Mais, oserai-je le dire? ce furent moins ces rudes années de l'orage qui lui furent contraires, que les longs espaces du calme retrouvé et des grandeurs.

Au plus fort de sa lutte et de sa souffrance, et chantant la Grèce en automne, le long des brouillards de l'Elbe, ou en hiver, enfermé dans un poêle, comme dit Descartes, Fontanes écrivait à son ami de Londres qu'il ne serait heureux que lorsque, rentré dans sa patrie, il lui aurait préparé une ruche et des fleurs à côté des siennes; et l'ami poëte lui répondait: «Si je suis la seconde personne à laquelle vous ayez trouvé quelques rapports d'âme avec vous (l'autre personne était M. Joubert), vous êtes la première qui ayez rempli toutes les conditions que je cherchais dans un homme. Tête, coeur, caractère, j'ai tout trouvé en vous à ma guise, et je sens désormais que je vous suis attaché pour la vie.... Ne trouvez-vous pas qu'il y ait quelque chose qui parle au coeur dans une liaison commencée par deux Français malheureux loin de la patrie? Cela ressemble beaucoup à celle de René et d'Outougami: nous avons juré dans un désert et sur des tombeaux.» Ainsi se croisaient dans un poétique échange les souvenirs de l'Atlantique et ceux de l'Hymette, les antiques et les nouvelles images.
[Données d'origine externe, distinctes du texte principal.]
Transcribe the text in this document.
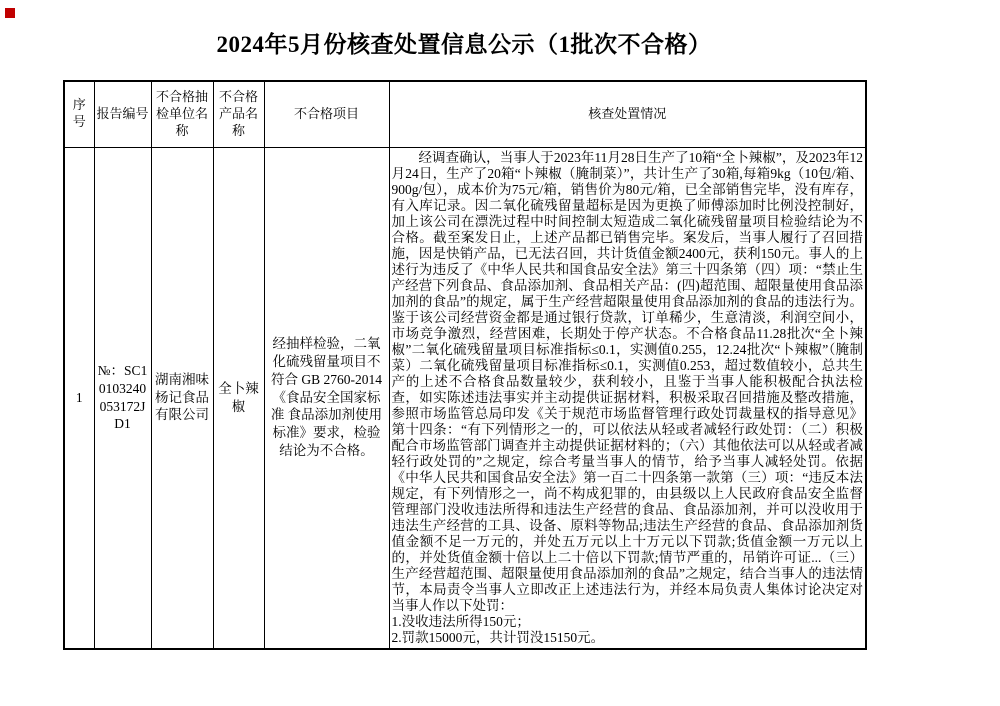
2024年5月份核查处置信息公示（1批次不合格）
序号	报告编号	不合格抽检单位名称	不合格产品名称	不合格项目	核查处置情况
1	№：SC10103240053172JD1	湖南湘味杨记食品有限公司	全卜辣椒	经抽样检验，二氧化硫残留量项目不符合 GB 2760-2014《食品安全国家标准 食品添加剂使用标准》要求，检验结论为不合格。	经调查确认，当事人于2023年11月28日生产了10箱“全卜辣椒”，及2023年12月24日，生产了20箱“卜辣椒（腌制菜）”，共计生产了30箱,每箱9kg（10包/箱、900g/包），成本价为75元/箱，销售价为80元/箱，已全部销售完毕，没有库存，有入库记录。因二氧化硫残留量超标是因为更换了师傅添加时比例没控制好，加上该公司在漂洗过程中时间控制太短造成二氧化硫残留量项目检验结论为不合格。截至案发日止，上述产品都已销售完毕。案发后，当事人履行了召回措施，因是快销产品，已无法召回，共计货值金额2400元，获利150元。事人的上述行为违反了《中华人民共和国食品安全法》第三十四条第（四）项：“禁止生产经营下列食品、食品添加剂、食品相关产品：(四)超范围、超限量使用食品添加剂的食品”的规定，属于生产经营超限量使用食品添加剂的食品的违法行为。鉴于该公司经营资金都是通过银行贷款，订单稀少，生意清淡，利润空间小，市场竞争激烈，经营困难，长期处于停产状态。不合格食品11.28批次“全卜辣椒”二氧化硫残留量项目标准指标≤0.1，实测值0.255，12.24批次“卜辣椒”（腌制菜）二氧化硫残留量项目标准指标≤0.1，实测值0.253，超过数值较小，总共生产的上述不合格食品数量较少，获利较小，且鉴于当事人能积极配合执法检查，如实陈述违法事实并主动提供证据材料，积极采取召回措施及整改措施，参照市场监管总局印发《关于规范市场监督管理行政处罚裁量权的指导意见》第十四条：“有下列情形之一的，可以依法从轻或者减轻行政处罚：（二）积极配合市场监管部门调查并主动提供证据材料的；（六）其他依法可以从轻或者减轻行政处罚的”之规定，综合考量当事人的情节，给予当事人减轻处罚。依据《中华人民共和国食品安全法》第一百二十四条第一款第（三）项：“违反本法规定，有下列情形之一，尚不构成犯罪的，由县级以上人民政府食品安全监督管理部门没收违法所得和违法生产经营的食品、食品添加剂，并可以没收用于违法生产经营的工具、设备、原料等物品;违法生产经营的食品、食品添加剂货值金额不足一万元的，并处五万元以上十万元以下罚款;货值金额一万元以上的，并处货值金额十倍以上二十倍以下罚款;情节严重的，吊销许可证...（三）生产经营超范围、超限量使用食品添加剂的食品”之规定，结合当事人的违法情节，本局责令当事人立即改正上述违法行为，并经本局负责人集体讨论决定对当事人作以下处罚：

1.没收违法所得150元；

2.罚款15000元，共计罚没15150元。
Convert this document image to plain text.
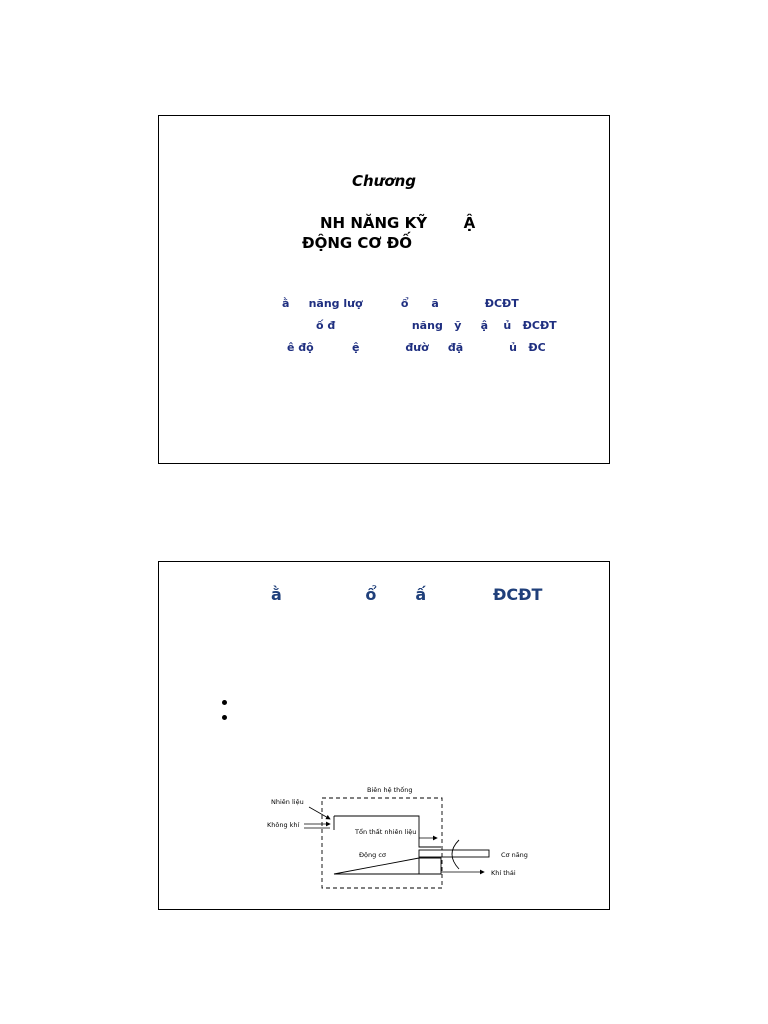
Chương
NH NĂNG KỸ       Ậ
ĐỘNG CƠ ĐỐ
ằ     năng lượ          ổ      ã            ĐCĐT
ố đ                    năng   ỹ     ậ    ủ   ĐCĐT
ê độ          ệ            đườ     đặ            ủ   ĐC
ằ               ổ       ấ            ĐCĐT
Nhiên liệu
Không khí
Biên hệ thống
Tổn thất nhiên liệu
Động cơ	Cơ năng
Khí thải
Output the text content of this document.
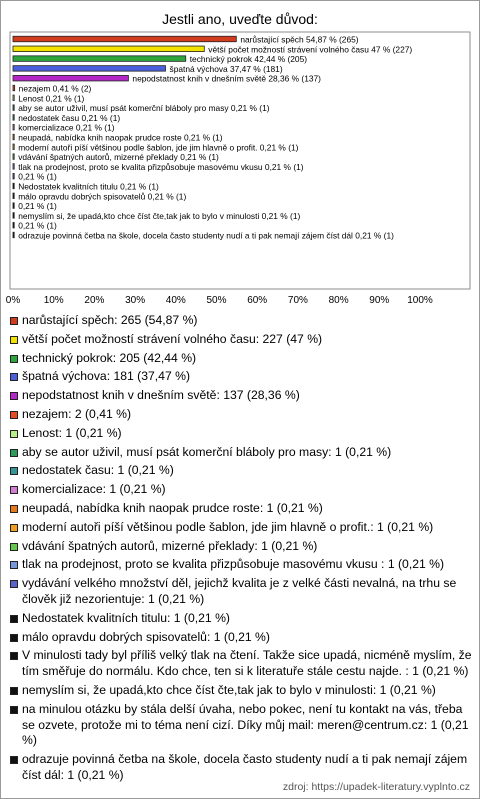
Jestli ano, uveďte důvod:
narůstající spěch 54,87 % (265)
větší počet možností strávení volného času 47 % (227)
technický pokrok 42,44 % (205)
špatná výchova 37,47 % (181)
nepodstatnost knih v dnešním světě 28,36 % (137)
nezajem 0,41 % (2)
Lenost 0,21 % (1)
aby se autor uživil, musí psát komerční bláboly pro masy 0,21 % (1)
nedostatek času 0,21 % (1)
komercializace 0,21 % (1)
neupadá, nabídka knih naopak prudce roste 0,21 % (1)
moderní autoři píší většinou podle šablon, jde jim hlavně o profit. 0,21 % (1)
vdávání špatných autorů, mizerné překlady 0,21 % (1)
tlak na prodejnost, proto se kvalita přizpůsobuje masovému vkusu 0,21 % (1)
0,21 % (1)
Nedostatek kvalitních titulu 0,21 % (1)
málo opravdu dobrých spisovatelů 0,21 % (1)
0,21 % (1)
nemyslím si, že upadá,kto chce číst čte,tak jak to bylo v minulosti 0,21 % (1)
0,21 % (1)
odrazuje povinná četba na škole, docela často studenty nudí a ti pak nemají zájem číst dál 0,21 % (1)
0% 10% 20% 30% 40% 50% 60% 70% 80% 90% 100%
narůstající spěch: 265 (54,87 %)
větší počet možností strávení volného času: 227 (47 %)
technický pokrok: 205 (42,44 %)
špatná výchova: 181 (37,47 %)
nepodstatnost knih v dnešním světě: 137 (28,36 %)
nezajem: 2 (0,41 %)
Lenost: 1 (0,21 %)
aby se autor uživil, musí psát komerční bláboly pro masy: 1 (0,21 %)
nedostatek času: 1 (0,21 %)
komercializace: 1 (0,21 %)
neupadá, nabídka knih naopak prudce roste: 1 (0,21 %)
moderní autoři píší většinou podle šablon, jde jim hlavně o profit.: 1 (0,21 %)
vdávání špatných autorů, mizerné překlady: 1 (0,21 %)
tlak na prodejnost, proto se kvalita přizpůsobuje masovému vkusu : 1 (0,21 %)
vydávání velkého množství děl, jejichž kvalita je z velké části nevalná, na trhu se člověk již nezorientuje: 1 (0,21 %)
Nedostatek kvalitních titulu: 1 (0,21 %)
málo opravdu dobrých spisovatelů: 1 (0,21 %)
V minulosti tady byl příliš velký tlak na čtení. Takže sice upadá, nicméně myslím, že tím směřuje do normálu. Kdo chce, ten si k literatuře stále cestu najde. : 1 (0,21 %)
nemyslím si, že upadá,kto chce číst čte,tak jak to bylo v minulosti: 1 (0,21 %)
na minulou otázku by stála delší úvaha, nebo pokec, není tu kontakt na vás, třeba se ozvete, protože mi to téma není cizí. Díky můj mail: meren@centrum.cz: 1 (0,21 %)
odrazuje povinná četba na škole, docela často studenty nudí a ti pak nemají zájem číst dál: 1 (0,21 %)
zdroj: https://upadek-literatury.vyplnto.cz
Le 18 brumaire trouva Fontanes déjà rentré en France, et qui s'y tenait d'abord caché. Je conjecture que la Maison rustique, transformation heureuse de l'ancien Verger, est le fruit aimable de ce premier printemps de la patrie. Il ne tarda pourtant pas à vouloir éclaircir sa situation, et il adressa au Consul la lettre suivante, dont la noblesse, la vivacité et, pour ainsi dire, l'attitude s'accordent bien avec la lettre de 1797, et qui ouvre dignement les relations directes de Fontanes avec le grand personnage.


«A BONAPARTE.

«Je suis opprimé, vous êtes puissant, je demande justice. La loi du 22 fructidor m'a indirectement compris dans la liste des écrivains déportés en masse et sans jugement. Mon nom n'y a pas été rappelé. Cependant j'ai souffert, comme si j'avais été légalement condamné, trente mois de proscription. Vous gouvernez, et je ne suis point encore libre. Plusieurs membres de l'Institut, dont j'étais le confrère avant le 18 fructidor, pourront vous attester que j'ai toujours mis, dans mes opinions et mon style, de la mesure, de la décence et de la sagesse. J'ai lu, dans les séances publiques de ce même Institut, des fragments d'un long poëme qui ne peut déplaire aux héros, puisque j'y célèbre les plus grands exploits de l'antiquité. C'est dans cet ouvrage, dont je m'occupe depuis plusieurs années, qu'il faut chercher mes principes, et non dans les calomnies des délateurs subalternes qui ne seront plus écoutés. Si j'ai gémi quelquefois sur les excès de la Révolution, ce n'est point parce qu'elle m'a enlevé toute ma fortune et celle de ma famille,127 mais parce que j'aime passionnément la gloire de ma patrie. Cette gloire est déjà en sûreté, grâce à vos exploits militaires. Elle s'accroîtra encore par la justice que vous promettez de rendre à tous les opprimés. La voix publique m'apprend que vous n'aimez point les éloges. Les miens auraient l'air trop intéressés dans ce moment pour qu'ils fussent dignes de vous et de moi. D'ailleurs, quand j'étais libre, avant le 18 fructidor, on a pu voir, dans le journal auquel je fournissais des articles, que j'ai constamment parlé de vous comme la renommée et vos soldats. Je n'en dirai pas plus. L'histoire vous a suffisamment appris que les grands capitaines ont toujours défendu contre l'oppression et l'infortune les amis des arts, et surtout les poëtes, dont le coeur est sensible et la voix reconnaissante.

12 nivôse an VIII.»

Note 127: (retour) La fortune de madame de Fontanes fut perdue dans le siège et l'incendie de Lyon: une maison qu'elle possédait fut écrasée par les bombes; des recouvrements qui lui étaient dus ne vinrent jamais.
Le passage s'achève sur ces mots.